Just before you lower the rocker into position it is recommended to poor some engine oil into the cups of the push rods to give some lubrication on initial start.

Then you can lower the rocker and fit the washers.




You should now be ready to torque up all the bolts. I found that I needed to undo all the rocker adjuster bolts to make sure there was no resistance when tightening down the head.

You must refer to your engine manual to ensure you have the correct torque settings and the correct order which to tighten them, otherwise you're in danger of having to repeat this process again and having to buy a new gasket. 

But here is the correct order for my 1098. The four rocker pedestal nuts are to be torqued to 25lb f ft (3.4kg f m) and the nine cylinder head nuts to 40lb f ft (5.5kg f m).


All seemed to go well including new stud which held up to the torque settings.


With the head in place you can now start the process of adjusting the rocker arms so they operate correctly.

You'll need a 0.012in feeler gauge to ensure the correct gaps are maintained between the values and the rocker arms.

You then have to follow the correct order as shown in the manual as shown below when setting each valve. 


Turn the engine over using a suitable spanner until valve number 8 is completely open.

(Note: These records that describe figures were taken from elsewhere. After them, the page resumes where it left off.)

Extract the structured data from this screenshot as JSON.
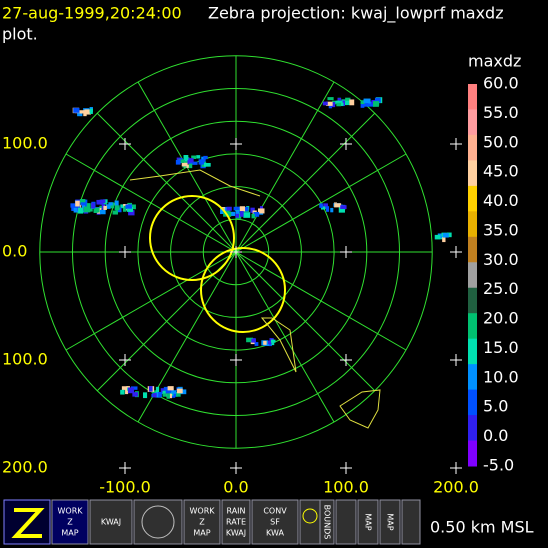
{
  "header": {
    "time": "27-aug-1999,20:24:00",
    "title": "Zebra projection: kwaj_lowprf maxdz",
    "title_cont": "plot."
  },
  "plot": {
    "y_labels": [
      "100.0",
      "0.0",
      "100.0",
      "200.0"
    ],
    "x_labels": [
      "-100.0",
      "0.0",
      "100.0",
      "200.0"
    ]
  },
  "colorbar": {
    "title": "maxdz",
    "labels": [
      "60.0",
      "55.0",
      "50.0",
      "45.0",
      "40.0",
      "35.0",
      "30.0",
      "25.0",
      "20.0",
      "15.0",
      "10.0",
      "5.0",
      "0.0",
      "-5.0"
    ],
    "colors": [
      "#ff8080",
      "#ff9ca0",
      "#ffb090",
      "#ffd0a0",
      "#ffd000",
      "#e8b000",
      "#c08020",
      "#a0a0a0",
      "#206040",
      "#00c070",
      "#00e0b0",
      "#0090ff",
      "#0050ff",
      "#3020f0",
      "#8000ff"
    ]
  },
  "toolbar": {
    "buttons": [
      [
        "WORK",
        "Z",
        "MAP"
      ],
      [
        "KWAJ"
      ],
      [
        "WORK",
        "Z",
        "MAP"
      ],
      [
        "RAIN",
        "RATE",
        "KWAJ"
      ],
      [
        "CONV",
        "SF",
        "KWA"
      ],
      [
        "BOUNDS"
      ],
      [
        "MAP"
      ],
      [
        "MAP"
      ]
    ],
    "status": "0.50 km MSL"
  }
}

You might need to turn the pulley backwards and forwards a few times to get it right.


Then moving on to value 1 start to adjust the rocker arm by loosening the nut (if not already) and tightening the bolt with a screw driver until the rocker arm is just touching the value.


Then insert the feeler gauge and adjust again so that you can feel a slight resistance when you slide it back and forth. 


Once you have it right then move on to value 6 buy turning the engine over so the value is completely open and then checking and adjusting value 3.


You just have to keep going, working on each value in the order shown above. I did about 4 or 5 passes through the whole cycle to make sure I had everything correct.


Once that was done I could fit the rocker cover gasket and the cover.


Make sure you don't overtighten the bolts. The cork gasket will work very well under the correct torque settings of only 2lb f ft (.27kg f m) which isn't very much at all.




I spent some time cleaning up the fan blades and they came out really well with nice new paint.



Good old wire wheel certainly did it's job as always!



New paint was engine paint so it should handle high temperatures without any problem.





Also fitted the new fan belt.



Really pleased how it is all coming together.